Bangarra Dance Theatre
Playhouse, The Arts Centre, Melbourne
September 16, 2011
For the past 20 years, Bangarra's artistic director Stephen Page has led the company from strength to strength, creating powerful dance theatre while encouraging the emergence of other choreographic voices.
One of those choreographers is Elma Kris, creator of About, the first piece in this program. An embodiment of the four winds of the Torres Strait Islands, Kris' ancestral home, the work fuses modern dance moves with occasional glimpses of traditional shapes or gestures.
Unfortunately, the movement lacks dynamic variation and choreographic complexity, and despite assured dancing and an attractive set design (by Jacob Nash), the ancestral stories are lost beneath the glossy surface.
Page’s latest work, ID, is an accomplished, occasionally shocking exploration of what makes up the identity of indigenous Australians today.
It begins with a filmed sequence of an older aboriginal woman and the dancers, who step out of the video and onto the stage.

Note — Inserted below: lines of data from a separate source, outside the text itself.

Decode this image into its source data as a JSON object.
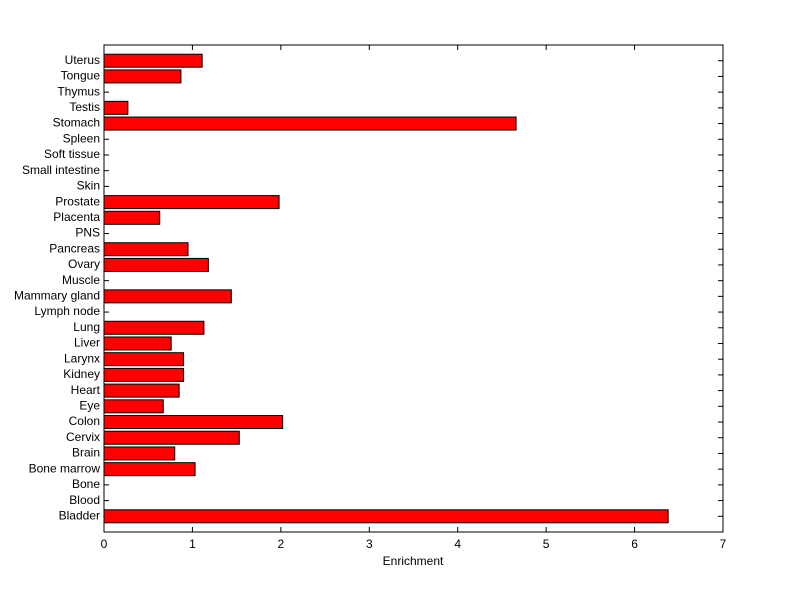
{
  "chart_data": {
    "type": "bar",
    "orientation": "horizontal",
    "xlabel": "Enrichment",
    "categories": [
      "Bladder",
      "Blood",
      "Bone",
      "Bone marrow",
      "Brain",
      "Cervix",
      "Colon",
      "Eye",
      "Heart",
      "Kidney",
      "Larynx",
      "Liver",
      "Lung",
      "Lymph node",
      "Mammary gland",
      "Muscle",
      "Ovary",
      "Pancreas",
      "PNS",
      "Placenta",
      "Prostate",
      "Skin",
      "Small intestine",
      "Soft tissue",
      "Spleen",
      "Stomach",
      "Testis",
      "Thymus",
      "Tongue",
      "Uterus"
    ],
    "values": [
      6.38,
      0,
      0,
      1.03,
      0.8,
      1.53,
      2.02,
      0.67,
      0.85,
      0.9,
      0.9,
      0.76,
      1.13,
      0,
      1.44,
      0,
      1.18,
      0.95,
      0,
      0.63,
      1.98,
      0,
      0,
      0,
      0,
      4.66,
      0.27,
      0,
      0.87,
      1.11
    ],
    "color": "#ff0000",
    "xlim": [
      0,
      7
    ],
    "xticks": [
      0,
      1,
      2,
      3,
      4,
      5,
      6,
      7
    ],
    "grid": false
  }
}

A solo by Daniel Riley McKinley is particularly striking, with sharply isolated wrist to head gestures contrasted against expansive, elastic moves.
Graphic images of a corpse being dismembered and death in custody remind us of the grisly past and present of relations with white Australia, though the violence is balanced by the beauty of totemic dance featuring a fabulously lit set of hollow gum trees.
Snaking through time under the steady gaze of a painted elder, family and culture continue on, represented by the traditional tap-step of the hunched dancers.
ID barely diverges from Page's established style, but it’s no less enjoyable for that.